A primeira coisa que fiz foi me comprometer a todos os dias praticar 15 minutos de atividade física em casa. Treinava só com o peso do corpo, fazia flexão, agachamento, polichinelo... No início, não foi fácil, pois não tinha capacidade física nenhuma e qualquer exercício era muito difícil, até subir escada. Mas me comprometi a não desistir e não 'faltei' um dia. Com o tempo, fui vendo uma perda nítida de peso, o que me incentivou.

Então, resolvi seguir uma dieta flexível. Já tinha ouvido falar sobre o plano alimentar nas redes sociais e o que me interessou foi o fato de não ser restritivo. A ideia é consumir menos calorias para emagrecer, mas levando em conta a quantidade de macronutrientes (proteína, gordura e carboidrato) e não o tipo de alimento. Portanto, você não fica preso a um cardápio fixo, é possível decidir o que quer comer dentro das calorias e macronutrientes que você precisa. Se quiser comer hambúrguer, pode comer, desde que não ultrapasse a quantidade de calorias, carboidratos, gorduras e proteínas do dia.

Perdi os primeiros 10 km me alimentando bem! Frutas, verduras, legumes... Não cortei nada! Cheguei até a consumir bebida alcoólica, às vezes, no fim de semana, e segui emagrecendo.

Como Emagreci - Thete - Arquivo pessoal - Arquivo pessoal
Imagem: Arquivo pessoal

Tomei coragem e resolvi fazer uma aula experimental de CrossFit e logo já me identifiquei. Achei o treino bem animado, todos os alunos estavam muito entrosados e conversando. Um estimulava o outro nos exercícios e adorei isso! No fim, a atividade física começou a me ajudar a controlar o estresse e a ansiedade. Era o meu momento de desligar a mente e me reconectar comigo!

Claro que essa jornada não foi fácil: cheguei a ter efeito platô (estagnação da perda de peso) e, no início, precisei evitar alimentos que sabia que eram gatilhos para comer compulsivamente, como chocolate e pizza. Eu me comprometia com a dieta e estabelcia que, se me mantivesse 15 dias comendo corretamente, iria encaixar duas fatias de pizza nos macronutrientes do fim de semana.

Não é fácil mudar a mente e permaneço nessa construção.
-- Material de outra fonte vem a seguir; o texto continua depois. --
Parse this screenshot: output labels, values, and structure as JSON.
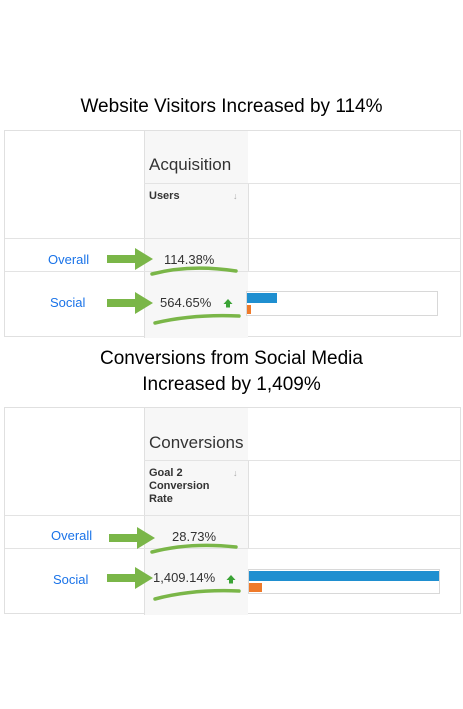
{
  "headings": {
    "top": "Website Visitors Increased by 114%",
    "bottom_line1": "Conversions from Social Media",
    "bottom_line2": "Increased by 1,409%"
  },
  "acquisition_panel": {
    "group_title": "Acquisition",
    "column_header": "Users",
    "rows": [
      {
        "label": "Overall",
        "value": "114.38%"
      },
      {
        "label": "Social",
        "value": "564.65%"
      }
    ]
  },
  "conversions_panel": {
    "group_title": "Conversions",
    "column_header": "Goal 2 Conversion Rate",
    "rows": [
      {
        "label": "Overall",
        "value": "28.73%"
      },
      {
        "label": "Social",
        "value": "1,409.14%"
      }
    ]
  },
  "colors": {
    "arrow": "#7ab648",
    "link": "#1a73e8",
    "bar_blue": "#1f8fd0",
    "bar_orange": "#ef7a2a"
  },
  "bars": {
    "acquisition_social_blue_fraction": 0.16,
    "acquisition_social_orange_fraction": 0.02,
    "conversions_social_blue_fraction": 1.0,
    "conversions_social_orange_fraction": 0.07
  }
}
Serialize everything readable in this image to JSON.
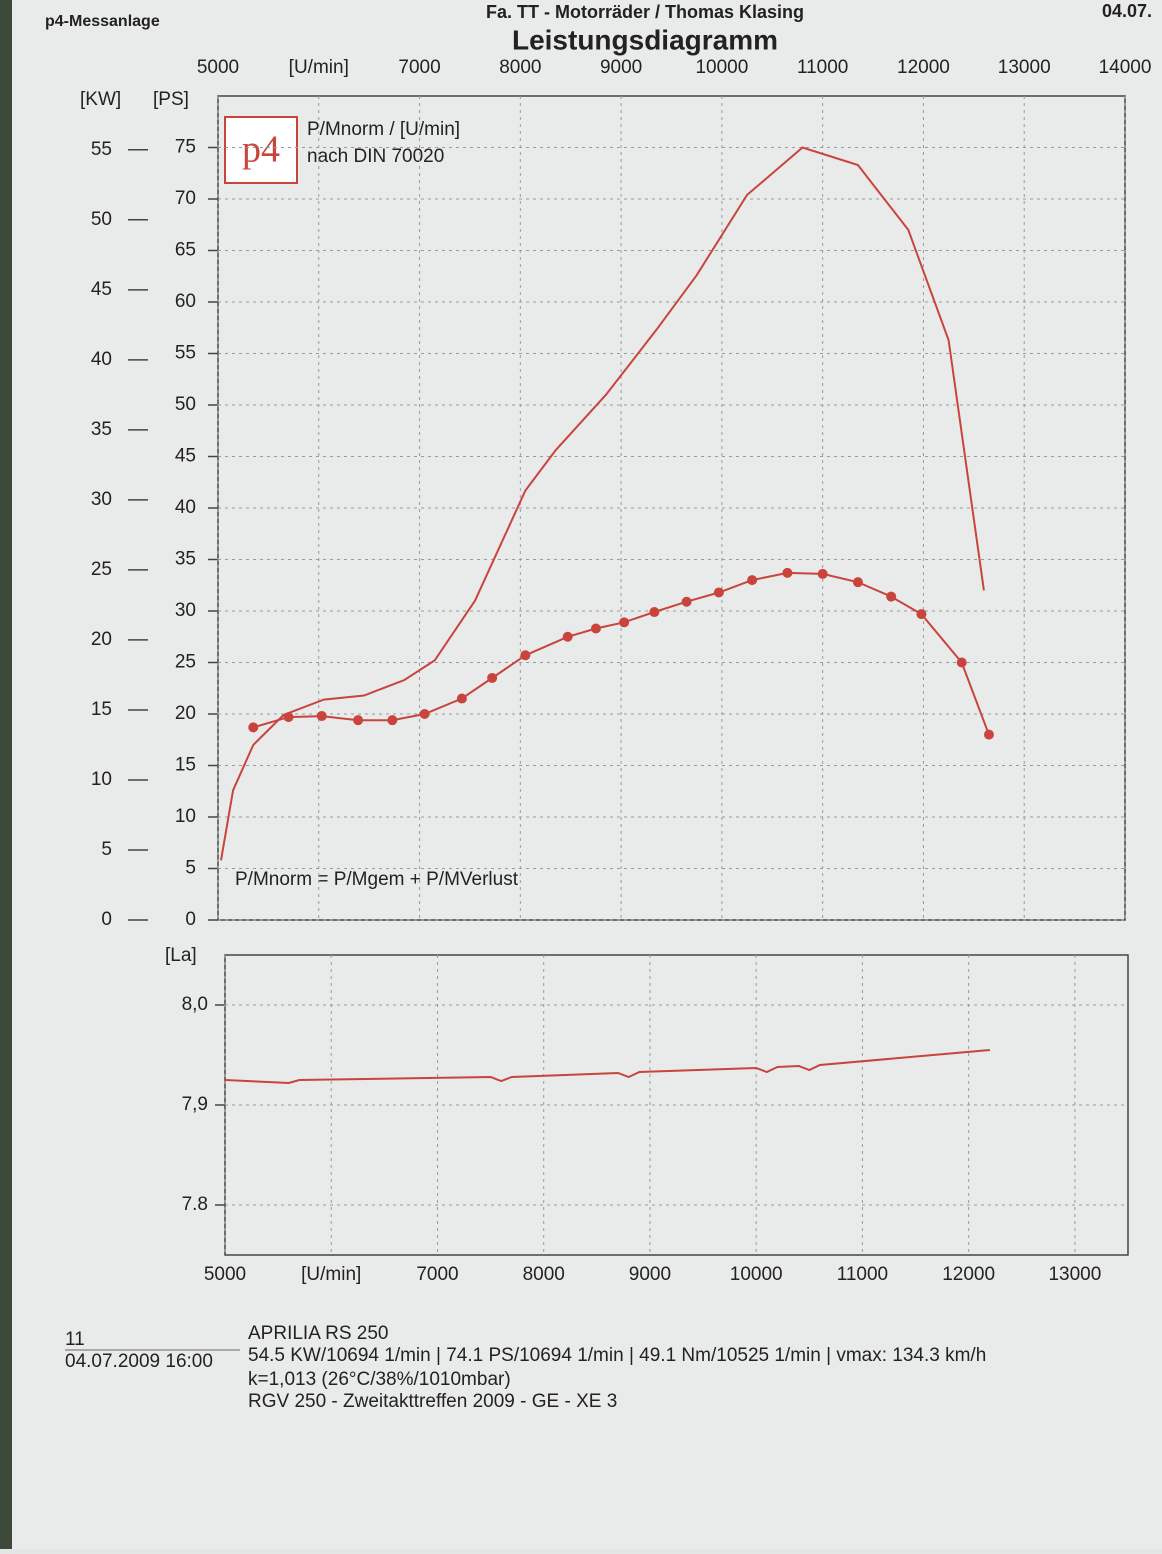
{
  "header": {
    "company": "p4-Messanlage",
    "shop": "Fa. TT - Motorräder / Thomas Klasing",
    "date": "04.07.",
    "logo": "p4",
    "legend_line1": "P/Mnorm / [U/min]",
    "legend_line2": "nach DIN 70020",
    "formula": "P/Mnorm = P/Mgem + P/MVerlust"
  },
  "chart_data": [
    {
      "type": "line",
      "title": "Leistungsdiagramm",
      "y_label": "[PS]",
      "y2_label": "[KW]",
      "xlim": [
        5000,
        14000
      ],
      "xticks": [
        5000,
        {
          "value": 6000,
          "label": "[U/min]"
        },
        7000,
        8000,
        9000,
        10000,
        11000,
        12000,
        13000,
        14000
      ],
      "ylim": [
        0,
        80
      ],
      "yticks": [
        0,
        5,
        10,
        15,
        20,
        25,
        30,
        35,
        40,
        45,
        50,
        55,
        60,
        65,
        70,
        75
      ],
      "y2lim": [
        0,
        58.84
      ],
      "y2ticks": [
        0,
        5,
        10,
        15,
        20,
        25,
        30,
        35,
        40,
        45,
        50,
        55
      ],
      "grid": true,
      "series": [
        {
          "color": "#c9443d",
          "markers": false,
          "x": [
            5030,
            5150,
            5350,
            5650,
            6050,
            6450,
            6850,
            7150,
            7550,
            8050,
            8350,
            8850,
            9350,
            9750,
            10250,
            10800,
            11350,
            11850,
            12250,
            12600
          ],
          "values": [
            5.8,
            12.6,
            17,
            19.9,
            21.4,
            21.8,
            23.3,
            25.2,
            31,
            41.7,
            45.6,
            51,
            57.3,
            62.6,
            70.4,
            75,
            73.3,
            67,
            56.3,
            32
          ]
        },
        {
          "color": "#c9443d",
          "markers": true,
          "x": [
            5350,
            5700,
            6030,
            6390,
            6730,
            7050,
            7420,
            7720,
            8050,
            8470,
            8750,
            9030,
            9330,
            9650,
            9970,
            10300,
            10650,
            11000,
            11350,
            11680,
            11980,
            12380,
            12650
          ],
          "values": [
            18.7,
            19.7,
            19.8,
            19.4,
            19.4,
            20,
            21.5,
            23.5,
            25.7,
            27.5,
            28.3,
            28.9,
            29.9,
            30.9,
            31.8,
            33,
            33.7,
            33.6,
            32.8,
            31.4,
            29.7,
            25,
            18
          ]
        }
      ]
    },
    {
      "type": "line",
      "y_label": "[La]",
      "xlim": [
        5000,
        13500
      ],
      "xticks": [
        5000,
        {
          "value": 6000,
          "label": "[U/min]"
        },
        7000,
        8000,
        9000,
        10000,
        11000,
        12000,
        13000
      ],
      "ylim": [
        7.75,
        8.05
      ],
      "yticks": [
        7.8,
        {
          "value": 7.9,
          "label": "7,9"
        },
        {
          "value": 8.0,
          "label": "8,0"
        }
      ],
      "grid": true,
      "series": [
        {
          "color": "#c9443d",
          "markers": false,
          "x": [
            5000,
            5600,
            5700,
            7500,
            7600,
            7700,
            8700,
            8800,
            8900,
            10000,
            10100,
            10200,
            10400,
            10500,
            10600,
            12200
          ],
          "values": [
            7.925,
            7.922,
            7.925,
            7.928,
            7.924,
            7.928,
            7.932,
            7.928,
            7.933,
            7.937,
            7.933,
            7.938,
            7.939,
            7.935,
            7.94,
            7.955
          ]
        }
      ]
    }
  ],
  "footer": {
    "number": "11",
    "datetime": "04.07.2009  16:00",
    "model": "APRILIA RS 250",
    "results": "54.5 KW/10694 1/min  |  74.1 PS/10694 1/min  |  49.1 Nm/10525 1/min | vmax: 134.3 km/h",
    "conditions": "k=1,013 (26°C/38%/1010mbar)",
    "event": "RGV 250 - Zweitakttreffen 2009 - GE - XE 3"
  }
}
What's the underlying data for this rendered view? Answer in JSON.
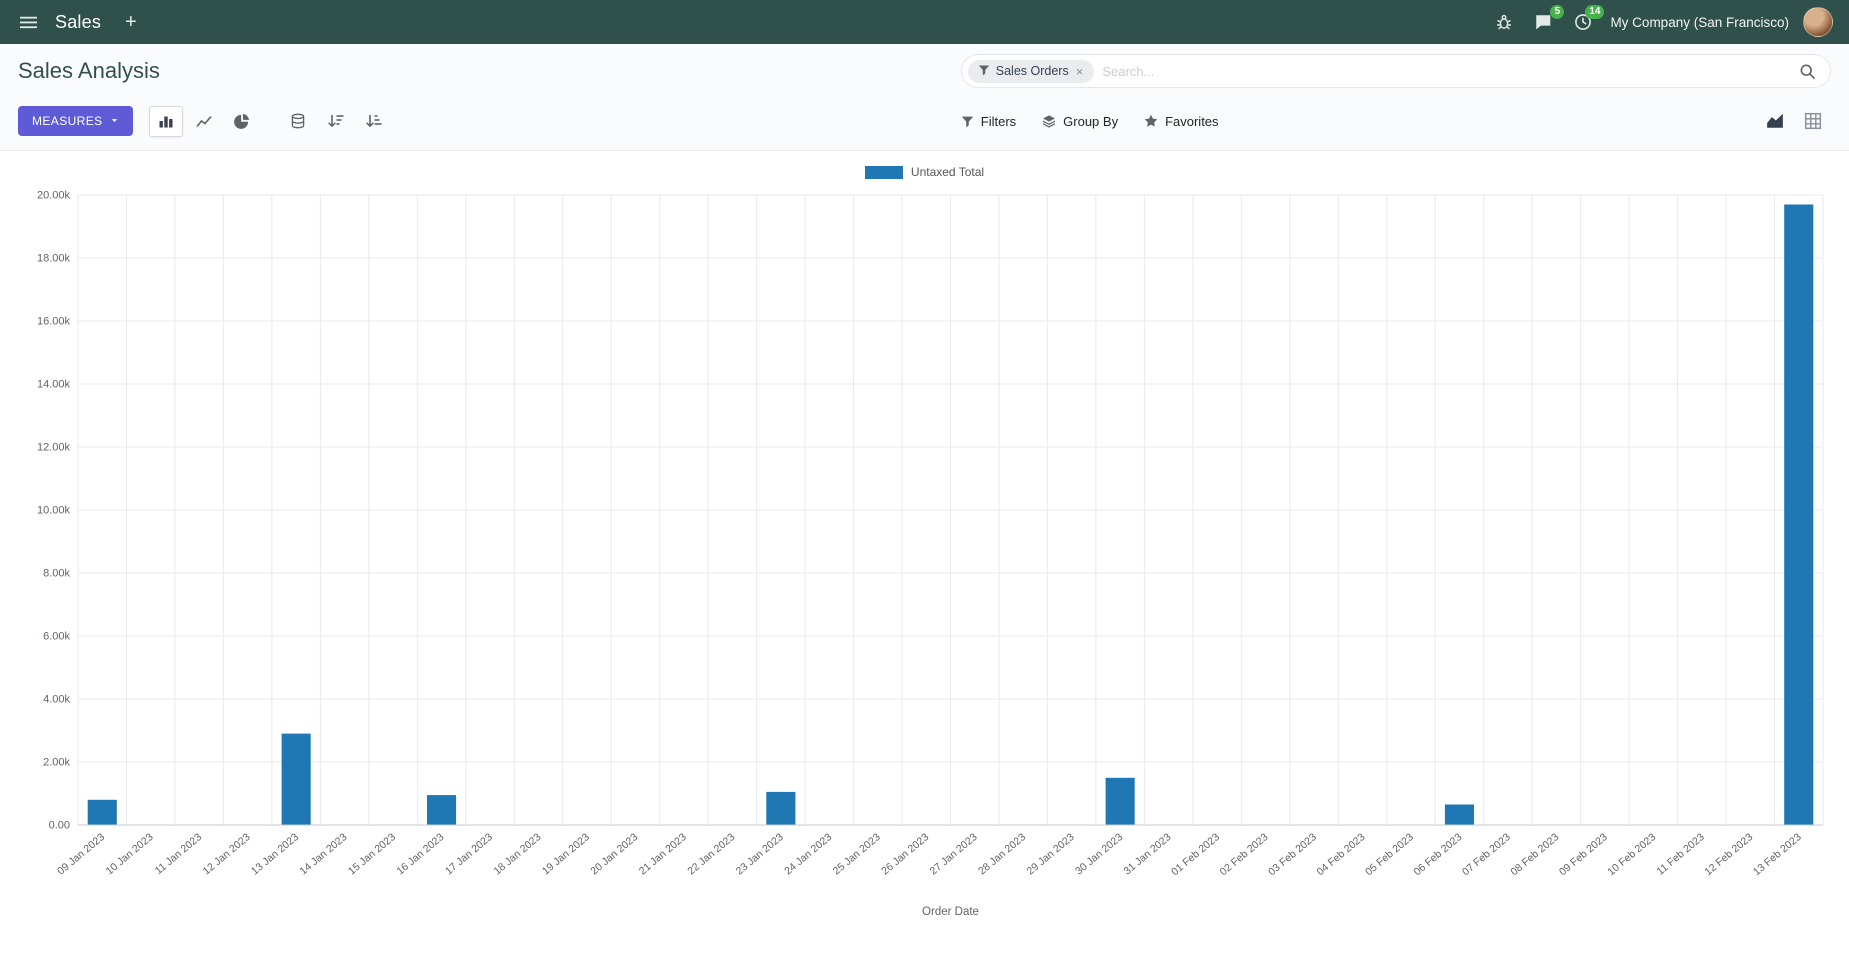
{
  "navbar": {
    "app_name": "Sales",
    "plus_label": "+",
    "company": "My Company (San Francisco)",
    "messages_badge": "5",
    "activities_badge": "14"
  },
  "control_panel": {
    "title": "Sales Analysis",
    "measures_label": "MEASURES",
    "filters_label": "Filters",
    "group_by_label": "Group By",
    "favorites_label": "Favorites",
    "search": {
      "facet_label": "Sales Orders",
      "remove_symbol": "×",
      "placeholder": "Search..."
    }
  },
  "colors": {
    "navbar": "#30504b",
    "primary_button": "#5f5bd7",
    "badge": "#47b14b",
    "bar": "#1f77b4"
  },
  "chart_data": {
    "type": "bar",
    "title": "",
    "xlabel": "Order Date",
    "ylabel": "",
    "ylim": [
      0,
      20000
    ],
    "yticks": [
      "0.00",
      "2.00k",
      "4.00k",
      "6.00k",
      "8.00k",
      "10.00k",
      "12.00k",
      "14.00k",
      "16.00k",
      "18.00k",
      "20.00k"
    ],
    "grid": true,
    "legend_position": "top",
    "categories": [
      "09 Jan 2023",
      "10 Jan 2023",
      "11 Jan 2023",
      "12 Jan 2023",
      "13 Jan 2023",
      "14 Jan 2023",
      "15 Jan 2023",
      "16 Jan 2023",
      "17 Jan 2023",
      "18 Jan 2023",
      "19 Jan 2023",
      "20 Jan 2023",
      "21 Jan 2023",
      "22 Jan 2023",
      "23 Jan 2023",
      "24 Jan 2023",
      "25 Jan 2023",
      "26 Jan 2023",
      "27 Jan 2023",
      "28 Jan 2023",
      "29 Jan 2023",
      "30 Jan 2023",
      "31 Jan 2023",
      "01 Feb 2023",
      "02 Feb 2023",
      "03 Feb 2023",
      "04 Feb 2023",
      "05 Feb 2023",
      "06 Feb 2023",
      "07 Feb 2023",
      "08 Feb 2023",
      "09 Feb 2023",
      "10 Feb 2023",
      "11 Feb 2023",
      "12 Feb 2023",
      "13 Feb 2023"
    ],
    "series": [
      {
        "name": "Untaxed Total",
        "color": "#1f77b4",
        "values": [
          800,
          0,
          0,
          0,
          2900,
          0,
          0,
          950,
          0,
          0,
          0,
          0,
          0,
          0,
          1050,
          0,
          0,
          0,
          0,
          0,
          0,
          1500,
          0,
          0,
          0,
          0,
          0,
          0,
          650,
          0,
          0,
          0,
          0,
          0,
          0,
          19700
        ]
      }
    ]
  }
}
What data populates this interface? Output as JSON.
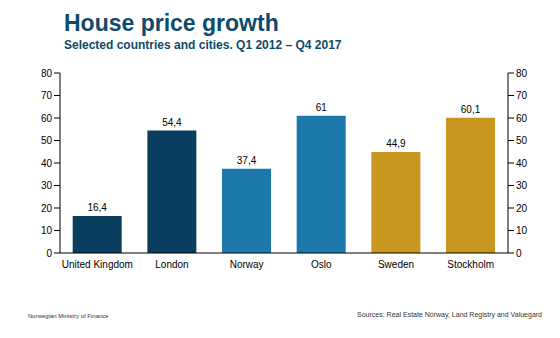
{
  "chart_data": {
    "type": "bar",
    "title": "House price growth",
    "subtitle": "Selected countries and cities. Q1 2012 – Q4 2017",
    "categories": [
      "United Kingdom",
      "London",
      "Norway",
      "Oslo",
      "Sweden",
      "Stockholm"
    ],
    "values": [
      16.4,
      54.4,
      37.4,
      61,
      44.9,
      60.1
    ],
    "value_labels": [
      "16,4",
      "54,4",
      "37,4",
      "61",
      "44,9",
      "60,1"
    ],
    "colors": [
      "#0b3f60",
      "#0b3f60",
      "#1d79ab",
      "#1d79ab",
      "#c9971f",
      "#c9971f"
    ],
    "ylim": [
      0,
      80
    ],
    "yticks": [
      0,
      10,
      20,
      30,
      40,
      50,
      60,
      70,
      80
    ],
    "grid": false,
    "data_labels": true,
    "annotations": [
      "Norwegian Ministry of Finance",
      "Sources: Real Estate Norway, Land Registry and Valuegard"
    ]
  }
}
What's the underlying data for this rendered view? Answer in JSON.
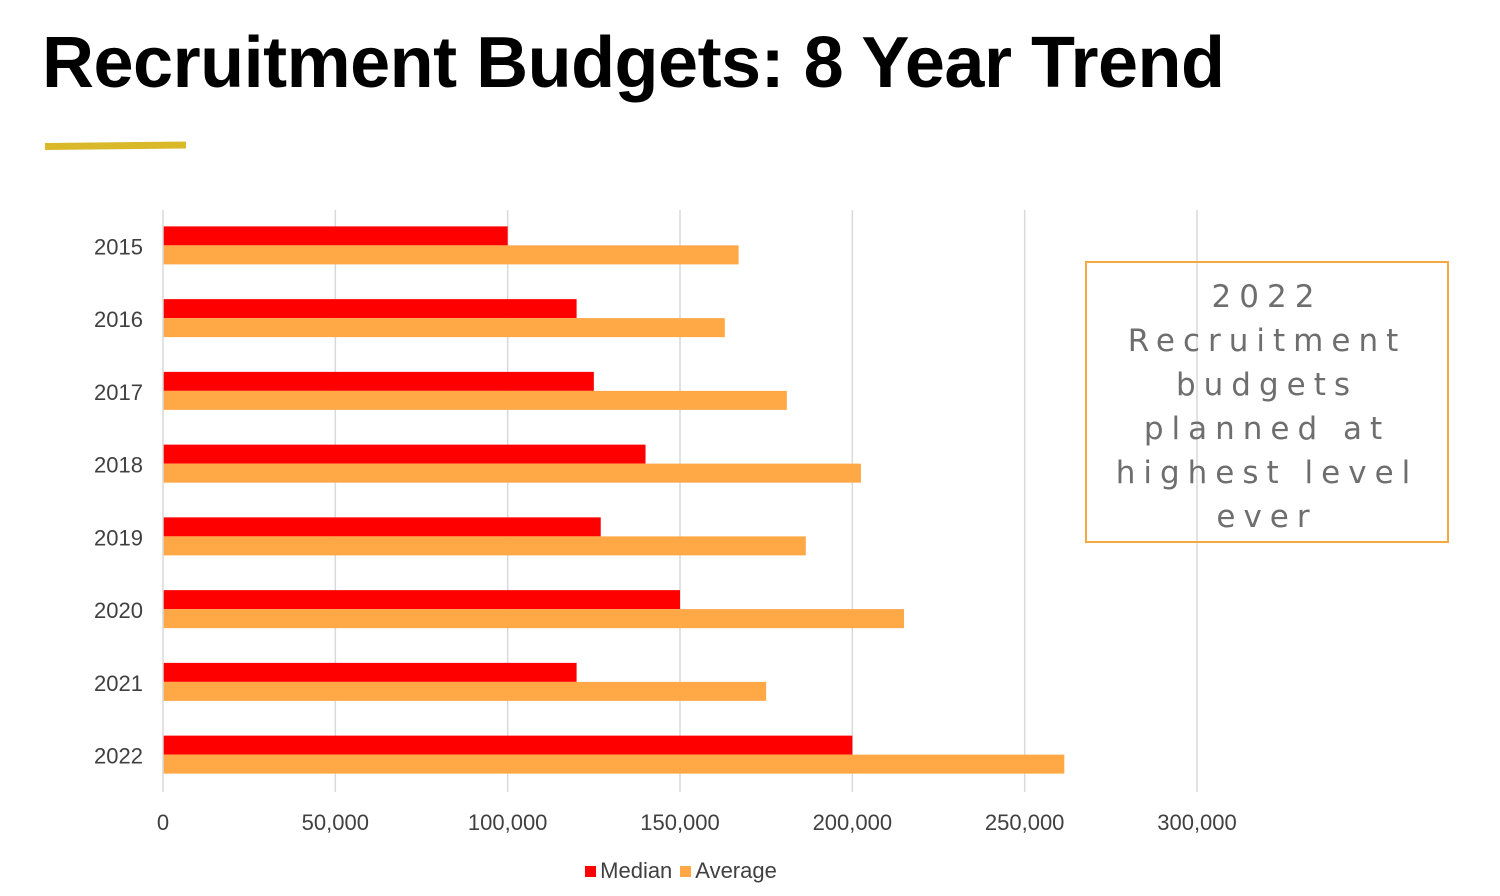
{
  "slide": {
    "title": "Recruitment Budgets: 8 Year Trend",
    "accent_color": "#d9b82a"
  },
  "callout": {
    "text": "2022 Recruitment budgets planned at highest level ever",
    "border_color": "#f5a742"
  },
  "chart_data": {
    "type": "bar",
    "orientation": "horizontal",
    "title": "",
    "xlabel": "",
    "ylabel": "",
    "categories": [
      "2015",
      "2016",
      "2017",
      "2018",
      "2019",
      "2020",
      "2021",
      "2022"
    ],
    "series": [
      {
        "name": "Median",
        "color": "#ff0000",
        "values": [
          100000,
          120000,
          125000,
          140000,
          127000,
          150000,
          120000,
          200000
        ]
      },
      {
        "name": "Average",
        "color": "#ffa845",
        "values": [
          167000,
          163000,
          181000,
          202500,
          186500,
          215000,
          175000,
          261500
        ]
      }
    ],
    "xlim": [
      0,
      300000
    ],
    "x_ticks": [
      0,
      50000,
      100000,
      150000,
      200000,
      250000,
      300000
    ],
    "x_tick_labels": [
      "0",
      "50,000",
      "100,000",
      "150,000",
      "200,000",
      "250,000",
      "300,000"
    ],
    "grid": "vertical",
    "legend_position": "bottom"
  }
}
Tem dias que tenho vontade de comer mais, mas sempre procuro lembrar o meu propósito de ter um estilo de vida mais saudável e responsável comigo

Sou enfermeira, por isso, a pandemia mexeu muito com a minha rotina de trabalho, principalmente os horários dos turnos. Também dificultou a prática de atividade física, já que o box que eu treinava ficou um tempo fechado. O legal foi que eles começaram a emprestar equipamentos para os alunos se exercitarem em casa e a mandar vídeos com os treinos. Isso fez com que eu não me autossabotasse e também serviu como uma válvula de escape nesse período tão difícil.

Além disso, mesmo em meio ao caos, cuidei para manter a rotina o mais equilibrada possível, sempre tentando comer nos mesmos horários. Também me planejei para fazer as marmitas e separar minhas comidinhas saudáveis para o dia.

Como Emagreci - Thete - Reprodução do Instagram  - Reprodução do Instagram
Imagem: Reprodução do Instagram

De novembro de 2019 até março de 2021, emagreci 22 kg. Desde então, mantenho uma rotina saudável, sem muitas restrições alimentares e com muita atividade física. Acordo cedo para poder fazer CrossFit, cinco vezes por semana, além de pedalar de duas a três vezes na semana.

Essa mudança de estilo de vida só me trouxe coisa boa: comecei a inspirar as pessoas nas minhas redes sociais e também consegui me livrar da depressão e da ansiedade.

Gosto de reforçar que não é preciso ter dinheiro para fazer dieta. No início, eu não tinha grana para suplementos, nem nada. As pessoas precisam saber que o básico também funciona. Não é preciso comprar a farinha tal ou grão tal para emagrecer, e sim investir em uma alimentação baseada em comida de verdade, que você encontra na feira, além de reduzir o consumo de alimentos ultraprocessados e fast-food. A saúde e o bolso agradecem!"